RE: Literal and Not Literal
August 29, 2019 at 5:37 am
(This post was last modified: August 29, 2019 at 5:54 am by Acrobat.)
(August 29, 2019 at 3:50 am)Grandizer Wrote: Some writings are clearly meant to be taken symbolically such as Revelation. But it's not really clear to me that any part of, say, Genesis was originally intended to be symbolic on the whole.
When you were a kid, and the teacher read a fable, like the three little pigs, Where you confused as to whether she was reading a historical account or non- historical one? Did she need to preface it with a warning, that it's non-historical.
I dont think it's that hard to recognize that the Genesis accounts aren't literal.
You make two buckets. Take all styles of writing we know are non-historical, and all the styles of writing that are historical, and then ask yourself which bucket the style in which the garden of Eden story, the flood, etc.. written resembles the most?
(August 29, 2019 at 2:41 am)Deesse23 Wrote: [
I dont make assumptions about the Genesis accout, and i am not basing any of my beliefs on that. How about you?
What i know is that a literal meaning wuld be objectively wrong, since science has long disproven it.
What a believer (which i am not) had to do now, is to show that it was meant in a non-literal way, in what way it was original meant and tell his findings. Good luck. If there may not way to figure out what Genesis´ background and intention was, then i will happyily keep suspending my belief(s) based on that. How about you?
Why would I start with the default assumption that it was intended literally, then demonstrate that it wasn't? Why not the other way around?
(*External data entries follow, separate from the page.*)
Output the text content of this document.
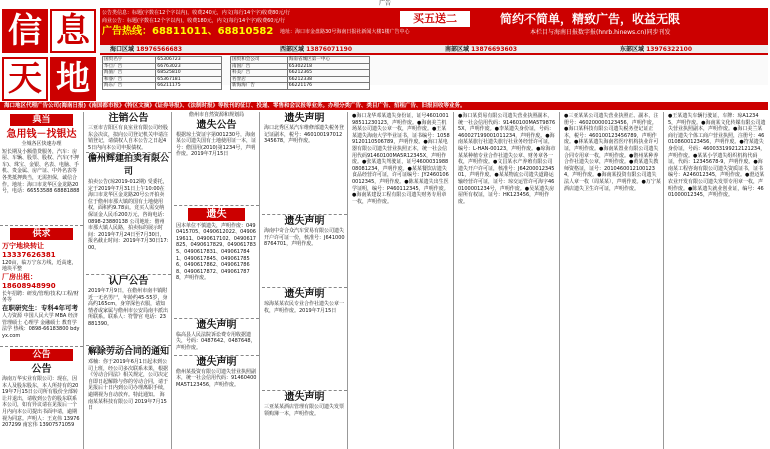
广告
信 息	公告类信息：标题(字数在12个字以内)，收费240元，内文(每行14个字)收费80元/行
商业公告：标题(字数在12个字以内)，收费180元，内文(每行14个字)收费60元/行
广告热线：68811011、68810582	地址：海口市金盘路30号海南日报社新闻大楼1楼广告中心
买五送二	简约不简单，精致广告，收益无限
本栏目与海南日报数字报(hnrb.hinews.cn)同步刊发
海口区域 18976566683	西部区域 13876071190	南部区域 13876693603	东部区域 13976322100
国贸名宇	65306723
华旦广告	66763023
海旅广告	68525810
和睿广告	65367181
海东广告	66211175
国贸和会公司	海南省城区第一中心
南国广告	65302218
科美广告	66212365
名誉店	66212338
新海海广告	66221176
天 地
海口地区代理广告公司(海南日报)《南国都市报》《特区文摘》《证券导报》、《法制时报》等报刊的征订、投递、零售和会议报等业务。办理分类广告、类目广告、招租广告、旧报回收等业务。
典当
急用钱－找银达
全城各区快速办理
短长期及小额借贷服务，汽车：房屋、车辆、股票、股权、汽车(不押车)、珠宝、金银、名表、电脑、手机、贵金属、房产证、中外名表等各类抵押典当，无需担保，诚信合作。地址：海口市龙华区金龙路20号，电话：66553588 68881888
供求
万宁地块转让13337626381
120亩，临万宁东方线，近高速，地块平整
厂房出租：18608948990
长年招聘：研发/管理/技术/工程/财务等
在职研究生：专科4年可考
人力资源 中国人民大学 MBA 经济管理硕士 心理学 金融硕士 教育学 法学 热线：0898-66183800 bdyyx.com
公告
公告
海南万华实业有限公司：现在，因本人及股东股东，本人所持有的2019年7月15日公司所有股份全部转让并退出，请收到公告的股东联系本公司，如有异议请在见报后一个月内向本公司提出书面申请，逾期视为同意。声明人：王克伟 13976207299 南宏伟 13907571059
注销公告
三亚市吉阳区有良室业有限公司经股东会决议，拟向公司登记机关申请注销登记，请债权人自本公告之日起45日内向本公司申报债权。
儋州辉建拍卖有限公司
拍卖公告(琼2019-012期) 受委托，定于2019年7月31日上午10:00在海口市龙华区金龙路20号公开拍卖位于儋州市那大镇的国有土地使用权，面积约9.78亩。竞买人需交纳保证金人民币200万元，咨询电话：0898-23880138 公司地址：儋州市那大镇人民路，拍卖标的展示时间：2019年7月24日至7月30日，报名截止时间：2019年7月30日17:00。
认尸公告
2019年7月9日，在儋州市南丰镇附近一无名男尸，年龄约45-55岁，身高约165cm，身穿深色衣服，请知情者或家属与儋州市公安局南丰派出所联系。联系人：符警官 电话：23881390。
解除劳动合同的通知
邓楠：你于2019年6月1日起未到公司上班，经公司多次联系未果，根据《劳动合同法》相关规定，公司决定自即日起解除与你的劳动合同，请于见报后十日内到公司办理离职手续，逾期视为自动放弃。特此通知。 海南某某科技有限公司 2019年7月15日
儋州市自然资源和规划局
遗失公告
根据琼土资证字第001230号，海南某公司遗失国有土地使用证一本，证号：儋国用(2010)第1234号，声明作废。2019年7月15日
遗失
因本单位不慎遗失，声明作废：0490415705、0490612022、0490619611、0490617102、0490617825、0490617829、0490617835、0490617831、0490617841、0490617845、0490617856、0490617862、0490617868、0490617872、0490617878，声明作废。
遗失声明
临高县人民法院诉讼费专用收据遗失，号码：0487642、0487648，声明作废。
遗失声明
儋州某投资有限公司遗失营业执照副本，统一社会信用代码：91460400MA5T123456，声明作废。
遗失声明
海口北秀区某汽车维修部遗失税务登记证副本，税号：460100197012345678，声明作废。
遗失声明
海南中奇合众汽车贸易有限公司遗失开户许可证一份，核准号：J6410008764701，声明作废。
遗失声明
琼海某某农民专业合作社遗失公章一枚，声明作废。2019年7月15日
遗失声明
三亚某某酒店管理有限公司遗失发票领购簿一本，声明作废。
●海口龙华邓某遗失身份证，证号460100198511230123，声明作废。●海南美兰机场某公司遗失公章一枚，声明作废。●王某某遗失海南大学毕业证书，证书编号：10589120110506789，声明作废。●海口某电器有限公司遗失营业执照正本，统一社会信用代码91460100MA5R12345X，声明作废。●张某遗失驾驶证，证号460003198808081234，声明作废。●某某餐饮店遗失食品经营许可证，许可证编号：JY24601060012345，声明作废。●陈某某遗失出生医学证明，编号：P460112345，声明作废。●海南某建设工程有限公司遗失财务专用章一枚，声明作废。
●海口某贸易有限公司遗失营业执照副本，统一社会信用代码：91460100MA5T98765X，声明作废。●李某遗失身份证，号码：460027199001011234，声明作废。●海南某某旅行社遗失旅行社业务经营许可证，编号：L-HAN-00123，声明作废。●琼海市某某种植专业合作社遗失公章、财务章各一枚，声明作废。●文昌某水产养殖有限公司遗失开户许可证，核准号：J6420001234501，声明作废。●某某物流公司遗失道路运输经营许可证，证号：琼交运管许可海字460100001234号，声明作废。●吴某遗失房屋所有权证，证号：HK123456，声明作废。
●三亚某某公司遗失营业执照正、副本，注册号：460200000123456，声明作废。●海口某科技有限公司遗失税务登记证正本，税号：460100123456789，声明作废。●林某某遗失海南省医疗机构执业许可证，声明作废。●海南某置业有限公司遗失合同专用章一枚，声明作废。●儋州某种养合作社遗失公章，声明作废。●黄某遗失教师资格证，证号：20104600121001234，声明作废。●海南某投资有限公司遗失法人章一枚（周某某），声明作废。●万宁某酒店遗失卫生许可证，声明作废。
●王某遗失车辆行驶证，车牌：琼A12345，声明作废。●海南某文化传媒有限公司遗失营业执照副本，声明作废。●海口美兰某商行遗失个体工商户营业执照，注册号：460108600123456，声明作废。●符某遗失身份证，号码：460033199212121234，声明作废。●某某小学遗失组织机构代码证，代码：12345678-9，声明作废。●海南某工程咨询有限公司遗失资质证书，证书编号：A246012345，声明作废。●澄迈某农业开发有限公司遗失发票专用章一枚，声明作废。●陈某遗失就业创业证，编号：4601000012345，声明作废。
I don't read anything as intended to be read as history, unless I have good reason to think so. Is that unreasonable?
I look at the style of Genesis, and can recognize that it resembles the style of writing of non-historical stories. I can see that the writer gives no indication otherwise. Based on this I read it as non-historical.
(August 29, 2019 at 3:30 am)Fake Messiah Wrote:(August 29, 2019 at 3:18 am)Belaqua Wrote: As for what is to be taken literally and what isn't, exactly, that's a matter of dispute among Christians.
Like I wrote earlier you must explain the way you can discern truth amid the metaphors. What is allegory and what is real? How do you tell the difference? This is particularly difficult for Christians, because the historical evidence for Jesus - that is, for a real person around whom the myth accreted - is thin. And evidence for Jesus as the son of God is unconvincing, resting solely on the assertions of the Bible and interpretations of people writing decades after the events described in the Gospels.
How do you tell the difference everywhere else, between sarcasm, metaphors, similes, allegories, fables, histories,etc..? Do people constantly need to tell you that they weren't being literal?
Most of us seem fine discerning these things in everyday life. People who really struggle with this, typically have an impaired inferential capacity, like those on the autistic spectrum.